Oregon Health Authority:  deaths 414 (+2)    cases 24,421 (+256)

Both M and E did some watering this morning and then their paths diverged. M got down to work on the Diary while E went off to drink champagne (at 10:30 in the morning!) with her friend P who is celebrating the seventh anniversary of her arrival in Corvallis. M is thinking that maybe he should go to the kitchen and drink a glass of V-8 juice just to help maintain the overall balance of nature. 
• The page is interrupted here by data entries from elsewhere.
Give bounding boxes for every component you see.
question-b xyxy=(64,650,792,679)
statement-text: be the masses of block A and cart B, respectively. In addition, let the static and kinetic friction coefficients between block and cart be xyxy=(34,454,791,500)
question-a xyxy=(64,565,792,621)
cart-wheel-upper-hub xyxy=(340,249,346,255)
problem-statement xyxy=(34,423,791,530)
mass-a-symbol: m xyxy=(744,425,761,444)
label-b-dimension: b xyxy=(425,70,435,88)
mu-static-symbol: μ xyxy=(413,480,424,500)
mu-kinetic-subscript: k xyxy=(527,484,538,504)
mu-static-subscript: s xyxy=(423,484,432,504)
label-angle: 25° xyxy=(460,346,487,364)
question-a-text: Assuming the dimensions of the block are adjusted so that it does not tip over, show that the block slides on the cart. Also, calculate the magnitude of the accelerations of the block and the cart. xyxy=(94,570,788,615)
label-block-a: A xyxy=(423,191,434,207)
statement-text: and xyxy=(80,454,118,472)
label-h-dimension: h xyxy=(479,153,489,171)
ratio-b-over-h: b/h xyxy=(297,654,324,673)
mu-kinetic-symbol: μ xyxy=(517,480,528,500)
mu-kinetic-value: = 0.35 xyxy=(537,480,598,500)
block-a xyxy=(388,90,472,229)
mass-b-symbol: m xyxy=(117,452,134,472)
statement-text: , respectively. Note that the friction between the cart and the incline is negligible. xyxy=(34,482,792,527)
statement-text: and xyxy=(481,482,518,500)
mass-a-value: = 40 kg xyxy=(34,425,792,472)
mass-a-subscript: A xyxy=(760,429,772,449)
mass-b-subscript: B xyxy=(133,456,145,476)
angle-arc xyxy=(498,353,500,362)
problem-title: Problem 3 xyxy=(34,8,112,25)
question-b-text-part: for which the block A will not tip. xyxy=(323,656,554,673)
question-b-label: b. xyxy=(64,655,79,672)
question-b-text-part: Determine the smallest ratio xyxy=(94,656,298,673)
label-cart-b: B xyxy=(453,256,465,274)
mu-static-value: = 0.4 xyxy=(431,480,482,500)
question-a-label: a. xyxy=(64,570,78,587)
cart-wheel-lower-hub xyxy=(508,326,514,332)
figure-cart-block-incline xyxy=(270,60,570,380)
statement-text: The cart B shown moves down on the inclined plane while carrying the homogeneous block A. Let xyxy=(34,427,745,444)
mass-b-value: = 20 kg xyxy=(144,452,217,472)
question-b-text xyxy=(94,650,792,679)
Instead he reads Chap. 5 of Part 1 of Phenomenology of Perception, which is titled “The Body in its Sexual Being.” Sounds interesting, eh? But Chapter 5 is tough sledding, eighteen pages of highly abstract generalities in which a single paragraph can go on for more than four pages. It has a kind of beauty and you could almost say that it has some kind of meaning, but it is hard to read and incredibly boring. Here’s one of the juicier parts:

Understood in this way, the relation of expression to thing expressed, or of sign to meaning, is not a one-way relationship like that between original text and translation. Neither body nor existence can be regarded as the original of the human being, since they presuppose each other, and because the body is solidified or generalized existence, and existence is a perpetual incarnation. 

This is language of a very high level, way up there where there’s hardly any oxygen. Consequently, there isn’t one living, breathing word in the whole passage. They’ve all died.  

Saturday, August 22

Oregon Health Authority:  deaths 417 (+3)    cases 24,710 (+289)

After a quiet Friday, E and M both attacked the garden this morning. E picked some delicious late raspberries and then gathered rhubarb for stewing and apples for sauce making. M picked blackberries for breakfast and later did edging and weeding on the west side of the garage, any area that receives only sporadic attention and nary a drop of watering. These August days continue warm, mostly sunny with highs in the 80’s and cool nights. The days are noticeably shorter as the weeks seem to fly away. Tonight there is a sliver of a moon.

Sunday, August 23

Oregon Health Authority:  deaths 417 (+0)    cases 24,937 (+227)

Time for a new Oregon pandemic curve chart. Thankfully, the sharply increasing trend that we saw in July and early August has not continued. Instead, average deaths per day have dropped by about a third, from 5.5 to 3.5.